5. Ganti Password Secara Berkala
Lakukan secara berkala perubahan password internet banking secara teratur misalnya sebulan sekali. Lebih aman lagi jika anda menggunakan kombinasi huruf dan angka sedemikian sehingga password tersebut tidak mudah ditebak orang lain.

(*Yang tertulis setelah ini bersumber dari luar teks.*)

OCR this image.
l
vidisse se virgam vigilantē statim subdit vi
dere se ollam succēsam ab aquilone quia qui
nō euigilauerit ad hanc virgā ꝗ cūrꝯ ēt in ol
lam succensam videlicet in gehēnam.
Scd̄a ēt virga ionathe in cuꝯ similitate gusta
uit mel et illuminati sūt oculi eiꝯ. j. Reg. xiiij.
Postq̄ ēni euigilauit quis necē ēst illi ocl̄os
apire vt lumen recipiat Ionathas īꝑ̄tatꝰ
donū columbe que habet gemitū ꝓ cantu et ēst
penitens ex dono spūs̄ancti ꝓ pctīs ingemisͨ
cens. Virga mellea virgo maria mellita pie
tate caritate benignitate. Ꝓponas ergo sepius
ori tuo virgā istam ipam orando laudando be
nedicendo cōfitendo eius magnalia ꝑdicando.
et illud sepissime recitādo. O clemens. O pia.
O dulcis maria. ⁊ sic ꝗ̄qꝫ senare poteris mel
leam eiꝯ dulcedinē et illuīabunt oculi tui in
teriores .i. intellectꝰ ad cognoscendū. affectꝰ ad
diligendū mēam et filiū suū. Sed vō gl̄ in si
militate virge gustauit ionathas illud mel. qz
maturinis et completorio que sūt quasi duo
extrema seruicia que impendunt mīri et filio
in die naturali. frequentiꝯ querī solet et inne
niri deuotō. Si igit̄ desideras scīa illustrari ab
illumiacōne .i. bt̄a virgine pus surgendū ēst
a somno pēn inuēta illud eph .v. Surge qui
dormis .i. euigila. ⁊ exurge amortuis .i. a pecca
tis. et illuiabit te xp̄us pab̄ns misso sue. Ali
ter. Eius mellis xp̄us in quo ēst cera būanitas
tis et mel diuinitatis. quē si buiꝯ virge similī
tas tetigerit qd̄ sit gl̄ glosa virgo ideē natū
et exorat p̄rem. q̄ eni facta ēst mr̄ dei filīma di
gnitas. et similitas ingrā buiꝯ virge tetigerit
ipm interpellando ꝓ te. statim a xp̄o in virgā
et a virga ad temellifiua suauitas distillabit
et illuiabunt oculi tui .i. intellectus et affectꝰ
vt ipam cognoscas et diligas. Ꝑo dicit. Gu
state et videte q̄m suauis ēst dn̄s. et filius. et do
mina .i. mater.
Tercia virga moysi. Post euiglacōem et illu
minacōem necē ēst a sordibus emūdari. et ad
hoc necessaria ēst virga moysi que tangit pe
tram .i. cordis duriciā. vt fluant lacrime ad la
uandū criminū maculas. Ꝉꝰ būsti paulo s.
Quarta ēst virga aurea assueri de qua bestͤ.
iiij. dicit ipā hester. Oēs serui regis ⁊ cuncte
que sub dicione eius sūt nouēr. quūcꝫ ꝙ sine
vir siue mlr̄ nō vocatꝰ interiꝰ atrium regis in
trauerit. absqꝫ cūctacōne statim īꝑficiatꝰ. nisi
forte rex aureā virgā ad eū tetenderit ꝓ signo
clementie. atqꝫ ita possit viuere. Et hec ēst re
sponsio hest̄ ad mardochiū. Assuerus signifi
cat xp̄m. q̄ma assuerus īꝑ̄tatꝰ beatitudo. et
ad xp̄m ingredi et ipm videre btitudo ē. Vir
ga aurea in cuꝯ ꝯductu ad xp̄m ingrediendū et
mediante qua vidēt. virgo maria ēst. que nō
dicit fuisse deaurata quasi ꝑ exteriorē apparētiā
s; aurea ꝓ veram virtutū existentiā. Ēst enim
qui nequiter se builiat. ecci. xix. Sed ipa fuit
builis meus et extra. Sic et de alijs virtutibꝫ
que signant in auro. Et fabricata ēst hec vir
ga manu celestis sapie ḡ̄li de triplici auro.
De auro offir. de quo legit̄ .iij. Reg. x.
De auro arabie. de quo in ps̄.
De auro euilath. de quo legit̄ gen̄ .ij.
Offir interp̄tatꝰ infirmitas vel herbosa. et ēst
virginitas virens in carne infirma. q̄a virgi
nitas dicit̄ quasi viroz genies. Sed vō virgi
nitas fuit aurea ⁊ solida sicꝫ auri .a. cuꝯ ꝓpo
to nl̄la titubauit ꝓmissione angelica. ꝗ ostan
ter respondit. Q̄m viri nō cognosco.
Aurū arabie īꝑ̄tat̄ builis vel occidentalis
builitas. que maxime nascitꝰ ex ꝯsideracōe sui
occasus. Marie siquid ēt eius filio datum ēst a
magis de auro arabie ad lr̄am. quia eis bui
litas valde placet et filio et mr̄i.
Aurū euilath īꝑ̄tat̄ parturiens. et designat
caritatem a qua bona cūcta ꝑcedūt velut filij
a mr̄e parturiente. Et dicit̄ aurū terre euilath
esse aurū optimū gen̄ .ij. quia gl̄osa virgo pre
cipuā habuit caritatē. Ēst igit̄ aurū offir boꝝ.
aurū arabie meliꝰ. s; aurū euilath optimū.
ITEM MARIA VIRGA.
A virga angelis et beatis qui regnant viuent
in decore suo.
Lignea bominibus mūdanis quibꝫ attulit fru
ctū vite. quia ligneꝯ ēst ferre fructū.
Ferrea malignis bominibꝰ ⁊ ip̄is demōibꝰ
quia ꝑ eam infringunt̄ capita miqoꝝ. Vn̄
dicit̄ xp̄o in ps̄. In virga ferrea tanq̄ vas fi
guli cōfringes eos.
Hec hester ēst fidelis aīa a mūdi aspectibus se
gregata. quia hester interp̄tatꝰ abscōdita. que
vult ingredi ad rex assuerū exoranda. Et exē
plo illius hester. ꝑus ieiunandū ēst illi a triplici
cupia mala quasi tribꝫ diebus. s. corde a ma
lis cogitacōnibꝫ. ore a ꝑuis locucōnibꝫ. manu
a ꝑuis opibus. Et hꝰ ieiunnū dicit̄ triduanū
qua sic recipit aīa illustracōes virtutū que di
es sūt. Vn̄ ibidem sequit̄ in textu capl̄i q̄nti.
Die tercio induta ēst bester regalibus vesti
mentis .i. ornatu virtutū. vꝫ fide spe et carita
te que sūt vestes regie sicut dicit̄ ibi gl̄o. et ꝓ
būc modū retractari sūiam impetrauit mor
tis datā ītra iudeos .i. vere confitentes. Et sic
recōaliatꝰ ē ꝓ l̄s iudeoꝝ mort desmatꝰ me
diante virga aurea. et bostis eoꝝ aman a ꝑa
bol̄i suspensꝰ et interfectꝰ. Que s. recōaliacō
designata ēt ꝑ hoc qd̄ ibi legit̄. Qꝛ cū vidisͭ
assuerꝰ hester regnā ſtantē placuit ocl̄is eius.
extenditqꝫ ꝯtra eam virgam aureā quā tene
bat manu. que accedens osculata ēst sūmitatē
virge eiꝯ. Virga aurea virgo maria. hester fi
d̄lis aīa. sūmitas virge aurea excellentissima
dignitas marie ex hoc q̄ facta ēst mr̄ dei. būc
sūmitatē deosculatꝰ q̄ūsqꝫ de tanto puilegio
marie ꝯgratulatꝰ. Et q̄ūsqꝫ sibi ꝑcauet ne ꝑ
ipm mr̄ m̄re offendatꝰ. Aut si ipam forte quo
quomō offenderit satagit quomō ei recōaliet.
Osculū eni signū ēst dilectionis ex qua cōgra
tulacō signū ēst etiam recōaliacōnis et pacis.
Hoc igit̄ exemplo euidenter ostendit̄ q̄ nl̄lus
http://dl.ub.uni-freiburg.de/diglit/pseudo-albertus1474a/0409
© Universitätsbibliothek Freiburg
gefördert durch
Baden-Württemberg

Ingat dan jangan sampai Anda menyimpan password-password perbankan dalam bentuk tulisan apalagi jika sampai orang lain tahu.

6. Kembali Ke Poin Satu
Sekali lagi kami sebutkan kalau pihak bank tidak pernah meminta anda melakukan update data di luar kantor bank. Jangan mudah percaya jika ada yang menelpon “dari bank” dan meminta data-data pribadi Anda, apapun alasannya.

7. Kalau Terlanjur Memberi Data
Saat Anda baru sadar telah melakukan kesalahan dan berpotensi data pribadi Anda dicuri maka sangat dianjurkan untuk segera mengecek rekening sekarang dan memperhatikan setiap transaksi yang ada. Apakah semuanya sudah sesuai dengan  transaksi yang Anda lakukan atau apakah ada yang mencurigakan. Jangan lupa untuk segera menghubungi bank tempat Anda membuka rekening untuk melakukan proteksi yang dibutuhkan.

8. Ketika Uang Sudah Dicuri
Kalau mengalami hal ini, segeralah melapor ke bank. Biasanya mereka akan menyarankan Anda untuk membuat laporan di kantor polisi. Memang, penyelesaiannya terkadang membutuhkan waktu yang lama, bahkan uang Anda yang dicuru belum tentu kembali. Meskipun begitu, paling tidak Anda sudah menolong banyak orang. Sebab, ketika pelakunya tertangkap, tidak ada lagi yang menjadi korban.